Finalmente i riflettori si accendono su un fenomeno che da tempo preoccupa chi ha a cuore la sicurezza stradale: l’utilizzo diffuso di e-bike modificate da parte dei riders del food delivery, mezzi capaci di raggiungere velocità ben superiori ai 25 km/h consentiti dalla normativa europea per le biciclette elettriche a pedalata assistita.
Negli ultimi giorni abbiamo letto con attenzione le analisi che affrontano questa problematica delle biciclette elettriche modificate, concentrandosi principalmente sulle retribuzioni dei riders delivery. Aspetti certamente fondamentali, ma che non possono esaurire la questione della sicurezza urbana. Come ARIBI segnaliamo da anni che il problema delle e-bike truccate va ben oltre le condizioni economiche: è una questione di sicurezza pubblica che coinvolge pedoni, ciclisti e automobilisti.
La battaglia di ARIBI per la sicurezza ciclistica
Già quando la CGIL rivendicava giustamente migliori compensi per i lavoratori del food delivery, avevamo sottolineato l’urgenza di porre attenzione anche sui mezzi utilizzati. Le piattaforme delivery devono assumersi la responsabilità non solo delle condizioni economiche, ma anche di come le consegne vengono effettuate e con quali mezzi di trasporto.
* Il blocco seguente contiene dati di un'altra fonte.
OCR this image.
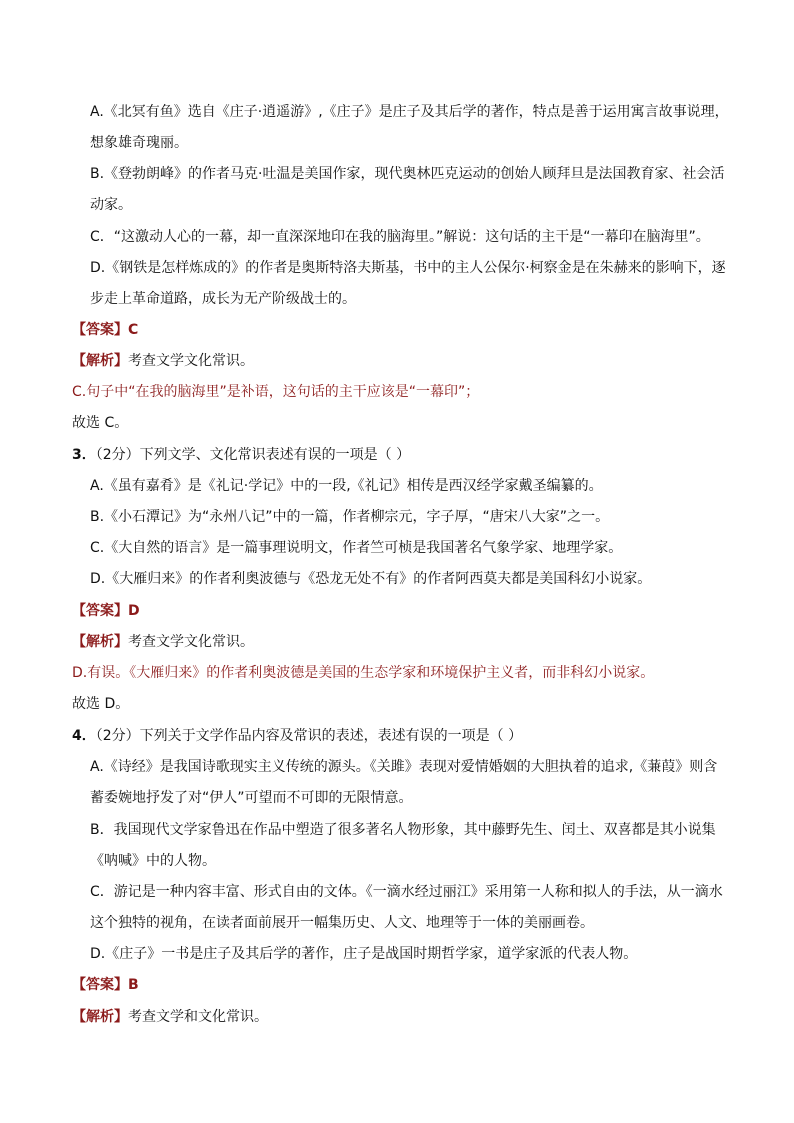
A.《北冥有鱼》选自《庄子·逍遥游》,《庄子》是庄子及其后学的著作，特点是善于运用寓言故事说理，
想象雄奇瑰丽。
B.《登勃朗峰》的作者马克·吐温是美国作家，现代奥林匹克运动的创始人顾拜旦是法国教育家、社会活
动家。
C．“这激动人心的一幕，却一直深深地印在我的脑海里。”解说：这句话的主干是“一幕印在脑海里”。
D.《钢铁是怎样炼成的》的作者是奥斯特洛夫斯基，书中的主人公保尔·柯察金是在朱赫来的影响下，逐
步走上革命道路，成长为无产阶级战士的。
【答案】C
【解析】考查文学文化常识。
C.句子中“在我的脑海里”是补语，这句话的主干应该是“一幕印”；
故选 C。
3．（2分）下列文学、文化常识表述有误的一项是（ ）
A.《虽有嘉肴》是《礼记·学记》中的一段,《礼记》相传是西汉经学家戴圣编纂的。
B.《小石潭记》为“永州八记”中的一篇，作者柳宗元，字子厚，“唐宋八大家”之一。
C.《大自然的语言》是一篇事理说明文，作者竺可桢是我国著名气象学家、地理学家。
D.《大雁归来》的作者利奥波德与《恐龙无处不有》的作者阿西莫夫都是美国科幻小说家。
【答案】D
【解析】考查文学文化常识。
D.有误。《大雁归来》的作者利奥波德是美国的生态学家和环境保护主义者，而非科幻小说家。
故选 D。
4．（2分）下列关于文学作品内容及常识的表述，表述有误的一项是（ ）
A.《诗经》是我国诗歌现实主义传统的源头。《关雎》表现对爱情婚姻的大胆执着的追求,《蒹葭》则含
蓄委婉地抒发了对“伊人”可望而不可即的无限情意。
B．我国现代文学家鲁迅在作品中塑造了很多著名人物形象，其中藤野先生、闰土、双喜都是其小说集
《呐喊》中的人物。
C．游记是一种内容丰富、形式自由的文体。《一滴水经过丽江》采用第一人称和拟人的手法，从一滴水
这个独特的视角，在读者面前展开一幅集历史、人文、地理等于一体的美丽画卷。
D.《庄子》一书是庄子及其后学的著作，庄子是战国时期哲学家，道学家派的代表人物。
【答案】B
【解析】考查文学和文化常识。
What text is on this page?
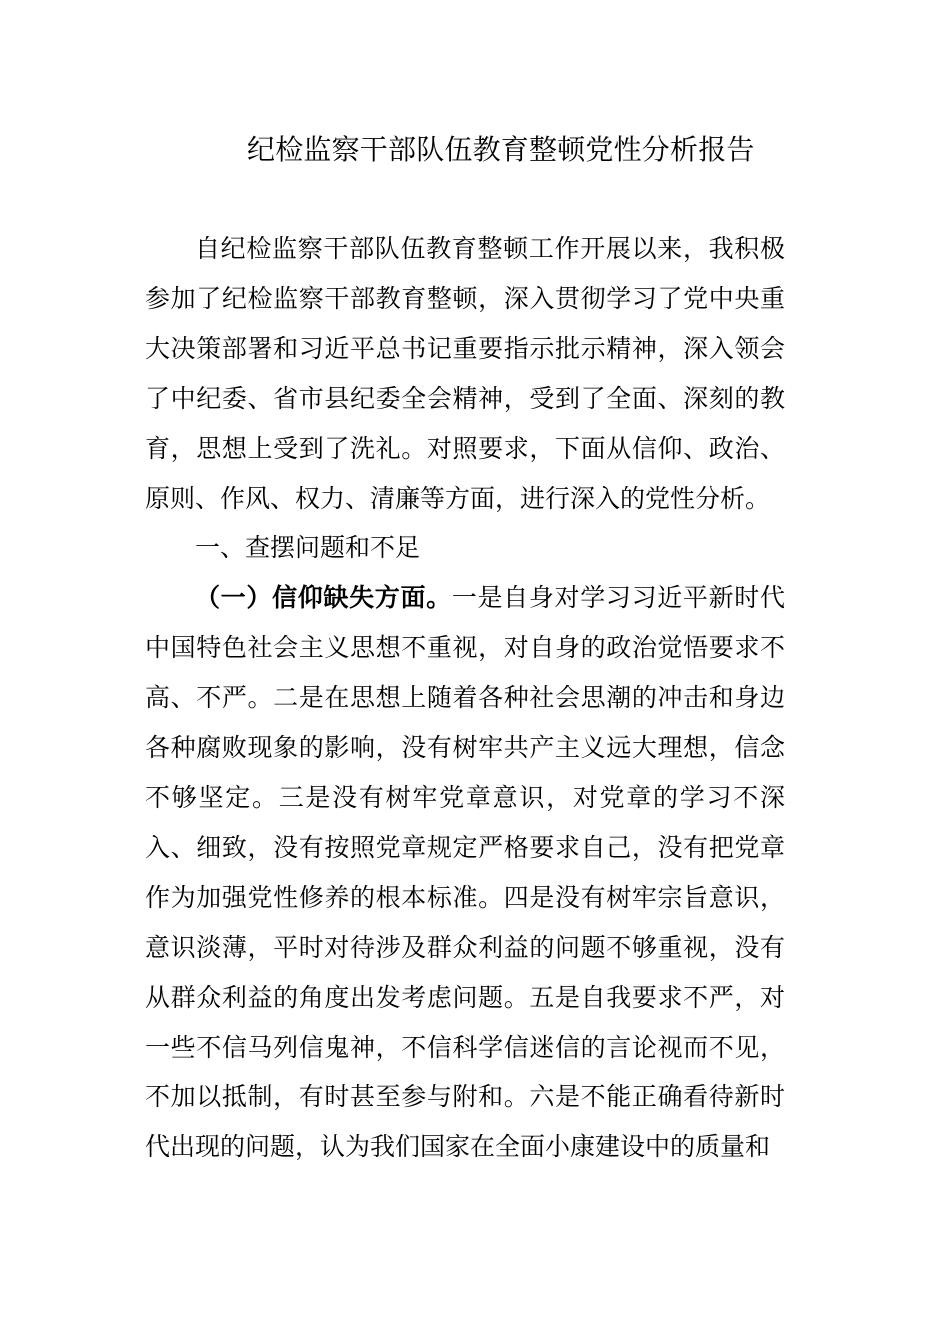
纪检监察干部队伍教育整顿党性分析报告

自纪检监察干部队伍教育整顿工作开展以来，我积极参加了纪检监察干部教育整顿，深入贯彻学习了党中央重大决策部署和习近平总书记重要指示批示精神，深入领会了中纪委、省市县纪委全会精神，受到了全面、深刻的教育，思想上受到了洗礼。对照要求，下面从信仰、政治、原则、作风、权力、清廉等方面，进行深入的党性分析。

一、查摆问题和不足

（一）信仰缺失方面。一是自身对学习习近平新时代中国特色社会主义思想不重视，对自身的政治觉悟要求不高、不严。二是在思想上随着各种社会思潮的冲击和身边各种腐败现象的影响，没有树牢共产主义远大理想，信念不够坚定。三是没有树牢党章意识，对党章的学习不深入、细致，没有按照党章规定严格要求自己，没有把党章作为加强党性修养的根本标准。四是没有树牢宗旨意识，意识淡薄，平时对待涉及群众利益的问题不够重视，没有从群众利益的角度出发考虑问题。五是自我要求不严，对一些不信马列信鬼神，不信科学信迷信的言论视而不见，不加以抵制，有时甚至参与附和。六是不能正确看待新时代出现的问题，认为我们国家在全面小康建设中的质量和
È tempo di dire chiaramente: questi veicoli modificati non sono biciclette elettriche conformi. Non lo diciamo per discriminare, ma per tutelare la sicurezza stradale urbana. Le e-bike alterate nei limiti di velocità, che spesso superano i 45 km/h, diventano mezzi pericolosi non omologati prima di tutto per chi li guida – spesso giovani senza esperienza ciclistica né patente – e poi per pedoni e ciclisti che condividono piste ciclabili e zone ZTL.
Le biciclette elettriche a norma sono regolamentate dall‘art. 50 del Codice della Strada: massimo 250W di potenza, assistenza fino a 25 km/h, pedalata obbligatoria. Tutto ciò che supera questi limiti legali per e-bike deve essere considerato ciclomotore e quindi controllato dalle Forze dell’Ordine, fermato quando non conforme alla circolazione in piste ciclabili e sequestrato se necessario per tutelare l’incolumità pubblica.
Rischi concreti per l’incolumità pubblica
Troppo spesso chi utilizza queste e-bike modificate illegalmente non ha né esperienza di guida né consapevolezza del mezzo che sta utilizzando. Giovani riders che forse salgono per la prima volta su una bicicletta si ritrovano alla guida di un mezzo motorizzato non omologato, senza rendersi conto dei rischi per l’incolumità propria e altrui.
Gli incidenti stradali coinvolgenti questi mezzi sono in aumento nelle principali città italiane, con particolare rischio per pedoni nelle zone pedonali, ciclisti sulle piste ciclabili e altri utenti della strada negli incroci urbani.
Comprendiamo che queste modifiche illegali alle e-bike nascano dall’esigenza di ridurre i tempi di consegna per aumentare i guadagni, ma la sicurezza stradale deve venire prima del profitto. Se per il lavoro di delivery serve un mezzo più veloce, che sia allora un ciclomotore omologato con immatricolazione, assicurazione RC moto, casco omologato ECE, patentino AM e rispetto dei limiti di velocità urbana.
L’appello di ARIBI alle istituzioni
Come ARIBI Associazione chiediamo un intervento immediato delle istituzioni per intensificare i controlli stradali su e-bike sospette nelle zone ad alta densità di delivery, classificare correttamente questi mezzi modificati come ciclomotori già in fase di vendita, responsabilizzare le piattaforme di food delivery sui mezzi utilizzati dai loro riders e applicare il sequestro immediato delle e-bike modificate illegalmente.
Non possiamo più tollerare che il settore della mobilità ciclistica venga danneggiato da questa pericolosa deriva. Abbiamo sollevato questo problema delle biciclette elettriche modificate da tempo, purtroppo senza il giusto riscontro dalle autorità competenti. Oggi vediamo che la questione della sicurezza nei trasporti urbani viene finalmente affrontata anche da altre voci autorevoli.
Ce ne rallegriamo, con la speranza che questo porti a decisioni legislative chiare e controlli efficaci, nell’interesse della sicurezza di pedoni, ciclisti e di tutti gli utenti della strada.